By offering prediction of functional outcome at multiple time points following AIS, rather than only mortality, the DFS-AIS can be useful for patients, family members, clinicians and researchers, whose primary concern is not the likelihood of survival, but rather the likelihood of survival with recovery of function. This is also important since different clinical care contexts or clinical research may focus on short-term or long-term functional outcome after AIS differently. Meanwhile, the DFS-AIS could be used to monitor the performance of hospitals or stroke units in stroke care. Those hospitals or stroke units which deviate in outcome from the expected outcome (e.g. worse outcome) need to be monitored in detail to identify the potential targets for improvement.

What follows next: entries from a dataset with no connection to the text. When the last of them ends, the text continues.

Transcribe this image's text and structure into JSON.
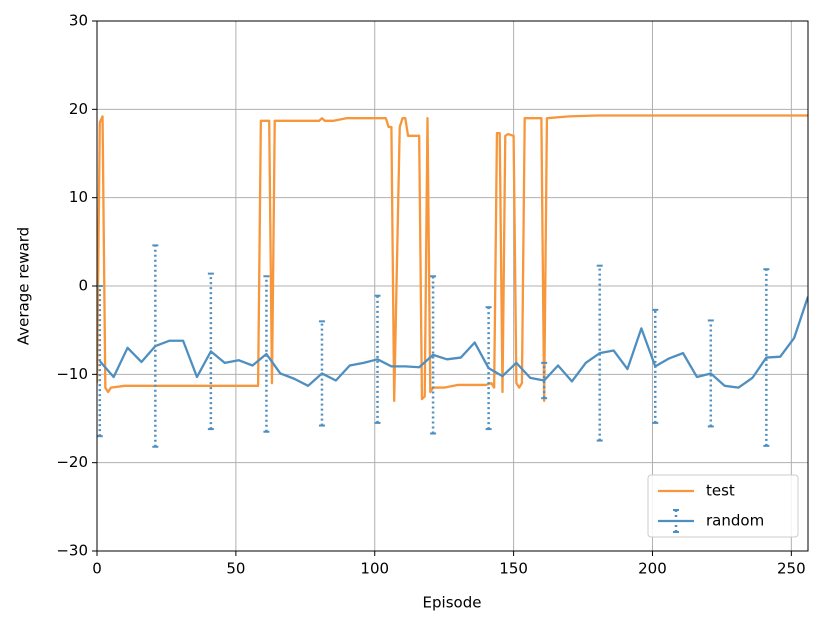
{
  "chart_data": {
    "type": "line",
    "xlabel": "Episode",
    "ylabel": "Average reward",
    "xlim": [
      0,
      256
    ],
    "ylim": [
      -30,
      30
    ],
    "xticks": [
      0,
      50,
      100,
      150,
      200,
      250
    ],
    "yticks": [
      {
        "value": -30,
        "label": "−30"
      },
      {
        "value": -20,
        "label": "−20"
      },
      {
        "value": -10,
        "label": "−10"
      },
      0,
      10,
      20,
      30
    ],
    "grid": true,
    "legend": "lower right",
    "series": [
      {
        "name": "test",
        "color": "#f7963b",
        "x": [
          0,
          1,
          2,
          3,
          4,
          5,
          10,
          20,
          30,
          40,
          50,
          58,
          59,
          62,
          63,
          64,
          66,
          80,
          81,
          82,
          85,
          90,
          95,
          100,
          104,
          105,
          106,
          107,
          109,
          110,
          111,
          112,
          116,
          117,
          118,
          119,
          120,
          121,
          125,
          130,
          140,
          142,
          143,
          144,
          145,
          146,
          147,
          148,
          150,
          151,
          152,
          153,
          154,
          158,
          159,
          160,
          161,
          162,
          170,
          180,
          200,
          256
        ],
        "values": [
          -11,
          18.5,
          19.2,
          -11.5,
          -12,
          -11.5,
          -11.3,
          -11.3,
          -11.3,
          -11.3,
          -11.3,
          -11.3,
          18.7,
          18.7,
          -11,
          18.7,
          18.7,
          18.7,
          19,
          18.7,
          18.7,
          19,
          19,
          19,
          19,
          18,
          18,
          -13,
          18,
          19,
          19,
          17,
          17,
          -12.8,
          -12.5,
          19,
          -12,
          -11.5,
          -11.5,
          -11.2,
          -11.2,
          -11,
          -11.5,
          17.3,
          17.3,
          -12,
          17,
          17.2,
          17,
          -11,
          -11.5,
          -11,
          19,
          19,
          19,
          19,
          -13,
          19,
          19.2,
          19.3,
          19.3,
          19.3
        ]
      },
      {
        "name": "random",
        "color": "#4f8fc0",
        "x": [
          1,
          6,
          11,
          16,
          21,
          26,
          31,
          36,
          41,
          46,
          51,
          56,
          61,
          66,
          71,
          76,
          81,
          86,
          91,
          96,
          101,
          106,
          111,
          116,
          121,
          126,
          131,
          136,
          141,
          146,
          151,
          156,
          161,
          166,
          171,
          176,
          181,
          186,
          191,
          196,
          201,
          206,
          211,
          216,
          221,
          226,
          231,
          236,
          241,
          246,
          251,
          256
        ],
        "values": [
          -8.5,
          -10.3,
          -7,
          -8.6,
          -6.8,
          -6.2,
          -6.2,
          -10.3,
          -7.4,
          -8.7,
          -8.4,
          -9,
          -7.7,
          -9.9,
          -10.5,
          -11.3,
          -9.9,
          -10.7,
          -9,
          -8.7,
          -8.3,
          -9.1,
          -9.1,
          -9.2,
          -7.8,
          -8.3,
          -8.1,
          -6.4,
          -9.3,
          -10.2,
          -8.7,
          -10.4,
          -10.7,
          -9,
          -10.8,
          -8.7,
          -7.6,
          -7.3,
          -9.4,
          -4.8,
          -9.1,
          -8.2,
          -7.6,
          -10.3,
          -9.9,
          -11.3,
          -11.5,
          -10.4,
          -8.1,
          -8,
          -5.9,
          -1.2
        ],
        "errors": [
          8.5,
          null,
          null,
          null,
          11.4,
          null,
          null,
          null,
          8.8,
          null,
          null,
          null,
          8.8,
          null,
          null,
          null,
          5.9,
          null,
          null,
          null,
          7.2,
          null,
          null,
          null,
          8.9,
          null,
          null,
          null,
          6.9,
          null,
          null,
          null,
          2,
          null,
          null,
          null,
          9.9,
          null,
          null,
          null,
          6.4,
          null,
          null,
          null,
          6,
          null,
          null,
          null,
          10,
          null,
          null,
          null
        ]
      }
    ]
  }
}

In addition, like other prognostic tools, the DFS-AIS may help in randomized clinical trials to stratify study population, in nonrandomized clinical trials to control for case-mix variation, and in controlled clinical trials to select suitable patients and to reduce required sample size [19],[30],[31].

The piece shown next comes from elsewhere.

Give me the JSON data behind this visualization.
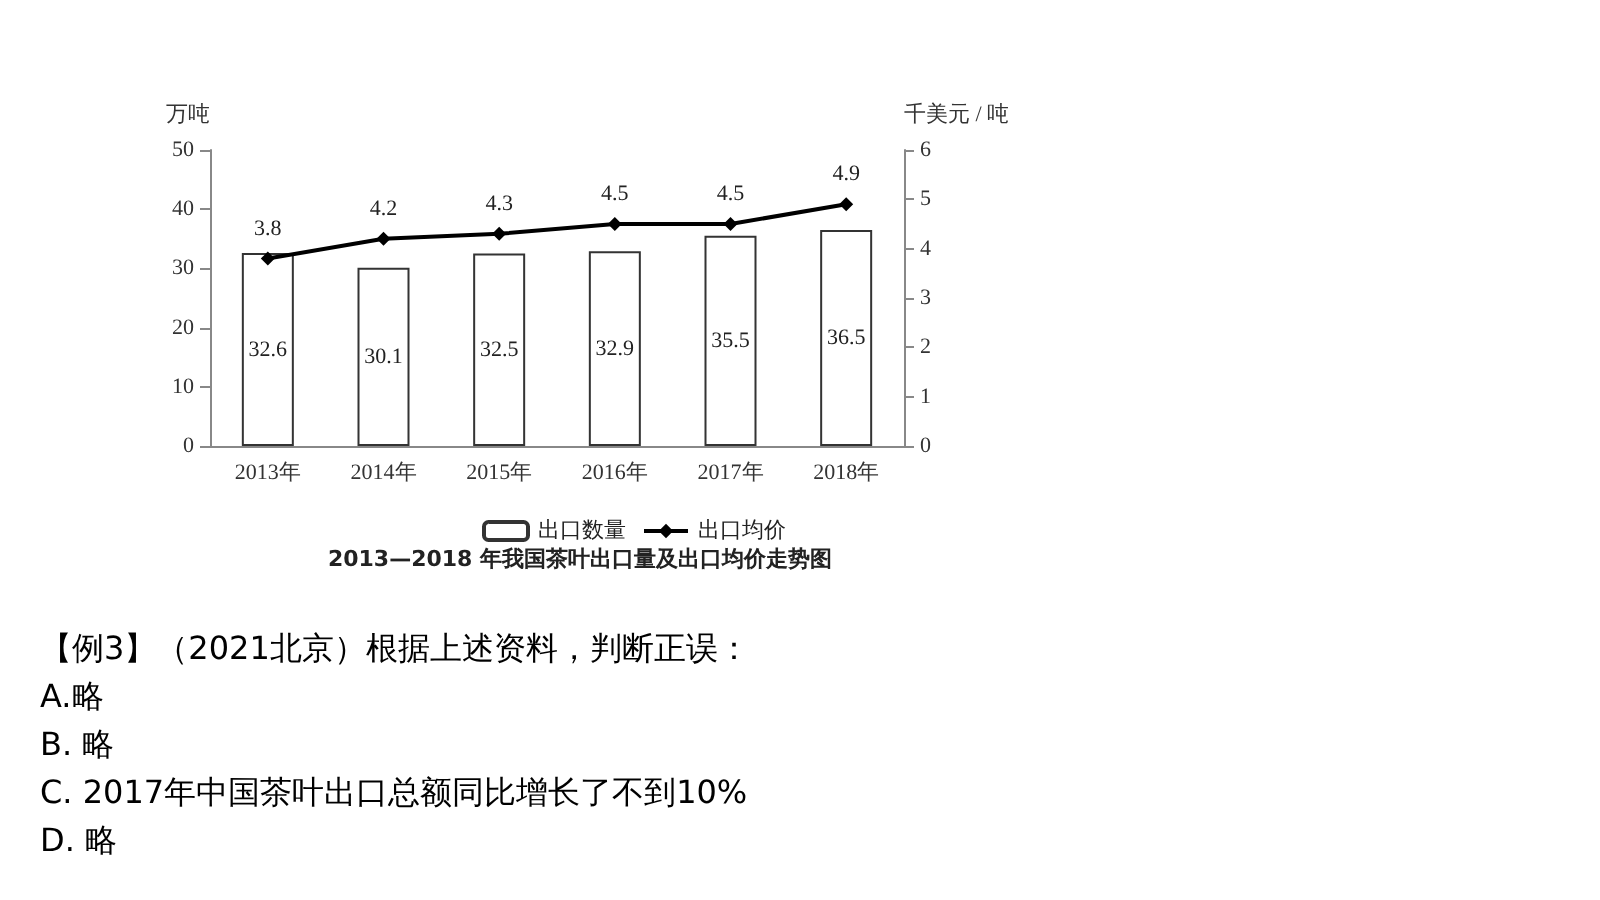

Our study has limitations that deserve comment. First, like all observational studies, we cannot rule out the possibility that additional variable (unmeasured confounders) might have some impact on functional status after stroke, such as intravenous rt-PA, neuroimaging characteristics, rehabilitation, and persistence of evidence-based secondary prevention medications. However, given our emphasis on early prediction using information at presentation to predict dynamic functional outcome after AIS, the DFS-AIS might be helpful to guide subsequent in-hospital and post-discharge management. Second, our study included only hospitalized stroke patients and those patients died in emergency department or treated in outpatient clinics were not included. Meanwhile, like most registries, our registry required informed consent and selection bias was inevitable [32]. Third, due to that the Medical Research Council score, volume of ischemia on diffusion-weighted imaging, Charlson comorbidity index, Consortium for the Investigation of Vascular Impairment of Cognition scale score, body temperature, and oxygen administration were not routinely collected in the CNSR, several other AIS models cannot be externally validated in the study [4]-[6],[8],[11],[14],[16]. Finally, the DFS-AIS is not externally validated in the study. Meanwhile, both the derivation and validation cohorts originated from Asian population, and therefore, the score needed to be further validated in non-Asian populations.

Conclusion

The DFS-AIS is a valid clinical model for predicting functional outcome at discharge, 3-month, 6-month, and 1-year after AIS. For clinical practice, the DFS-AIS can be useful for patients, family members, and clinicians by offering prediction of functional outcome at multiple time points following AIS. For clinical research, the DFS-AIS may help in randomized clinical trials to stratify study population, in nonrandomized clinical trials to control for case-mix variation, and in controlled clinical trials to select suitable patients and to reduce required sample size. Further validation of the DFS-AIS in different populations is required.